Pay scales like the General Schedule aren't necessarily market-sensitive for cybersecurity talent, Hoadley said. DHS officials say that its forthcoming alternative compensation scheme will better align pay rates with the value of cybersecurity skills in the marketplace and the experience a person brings to the job and not be as tethered to education.

"Congress was most interested in the department's ability to really recruit and retain the type of talent that it takes to execute our cybersecurity mission in the 21st century, acknowledging that cybersecurity threats continue to change and evolve, technology continues to change and evolve, and we need to be able to keep pace with other cybersecurity employers as we compete for a limited pool of talent," Hoadley said of the 2014 legislation.

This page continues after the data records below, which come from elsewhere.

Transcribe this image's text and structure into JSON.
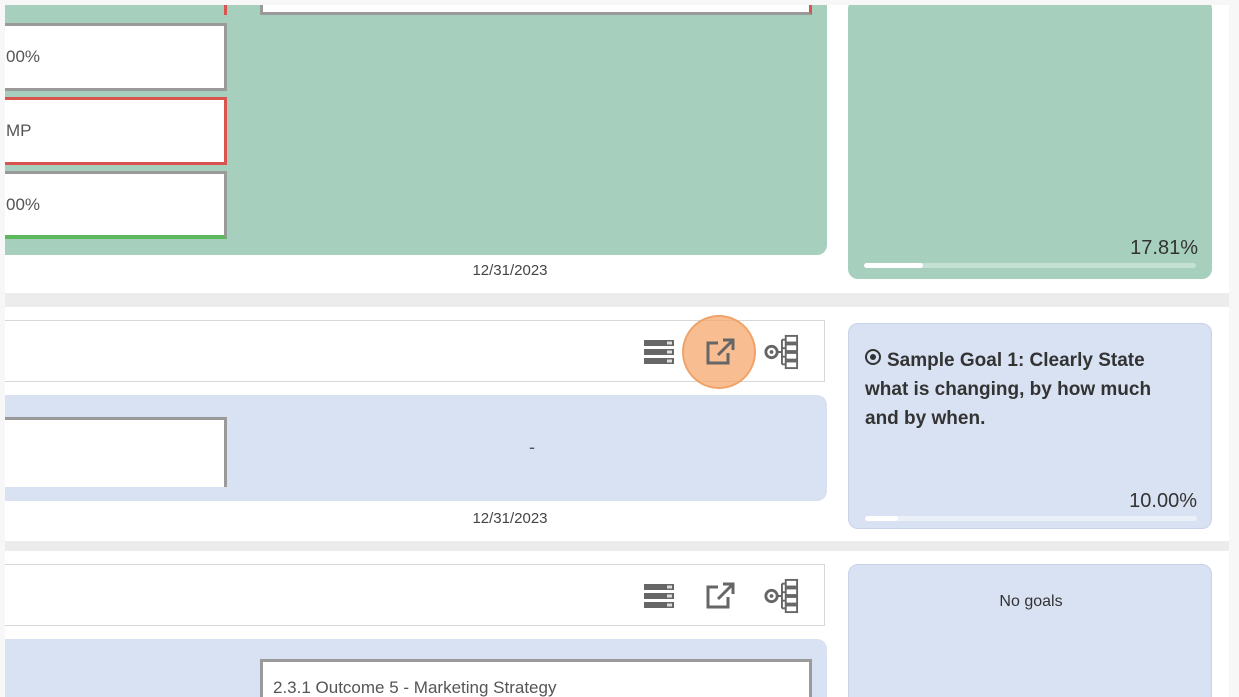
{
  "row1": {
    "metric_top": "00%",
    "status_label": "MP",
    "metric_bottom": "00%",
    "date": "12/31/2023",
    "goal_percent": "17.81%",
    "goal_progress": 0.1781
  },
  "row2": {
    "toolbar_icons": [
      "list-view-icon",
      "open-external-icon",
      "hierarchy-settings-icon"
    ],
    "center_value": "-",
    "date": "12/31/2023",
    "goal_title": "Sample Goal 1: Clearly State what is changing, by how much and by when.",
    "goal_percent": "10.00%",
    "goal_progress": 0.1
  },
  "row3": {
    "toolbar_icons": [
      "list-view-icon",
      "open-external-icon",
      "hierarchy-settings-icon"
    ],
    "outcome_label": "2.3.1  Outcome 5 - Marketing Strategy",
    "no_goals_text": "No goals"
  },
  "colors": {
    "green_panel": "#a6cfbd",
    "blue_panel": "#d9e2f3",
    "red_border": "#d9534f",
    "green_border": "#5cb85c",
    "highlight": "#f5a86e"
  }
}
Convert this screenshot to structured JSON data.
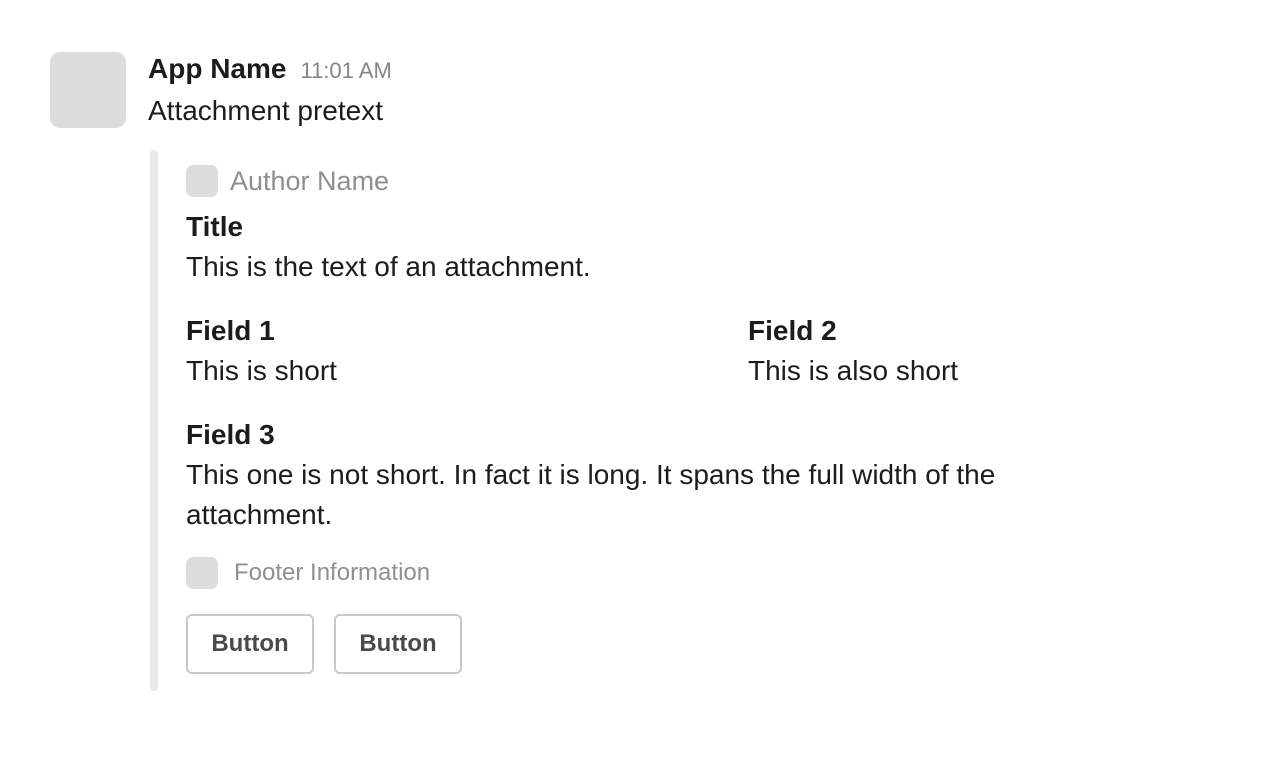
{
  "message": {
    "app_name": "App Name",
    "timestamp": "11:01 AM",
    "pretext": "Attachment pretext"
  },
  "attachment": {
    "author_name": "Author Name",
    "title": "Title",
    "text": "This is the text of an attachment.",
    "fields": [
      {
        "title": "Field 1",
        "value": "This is short"
      },
      {
        "title": "Field 2",
        "value": "This is also short"
      },
      {
        "title": "Field 3",
        "value": "This one is not short. In fact it is long. It spans the full width of the attachment."
      }
    ],
    "footer": "Footer Information",
    "buttons": [
      {
        "label": "Button"
      },
      {
        "label": "Button"
      }
    ],
    "bar_color": "#e8e8e8"
  }
}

CTMS will be operating under "applicable labor laws" that make "many cybersecurity employees … ineligible to join a bargaining unit," Hoadley said.

The American Federation of Government Employees, the largest union representing government employees, declined to comment for this article.

Regardless of whether DHS and CISA meet their hiring goals this year, bringing CTMS online will mean an update that has been long overdue, officials say.

"You can't really take that World War II foundation and think about 'how do you hire and manage with agility cybersecurity professionals in the 21st century?'" Hoadley said. "It takes a different foundation, so that's what we've been thinking about, and that's what we're hoping to put in place with CTMS."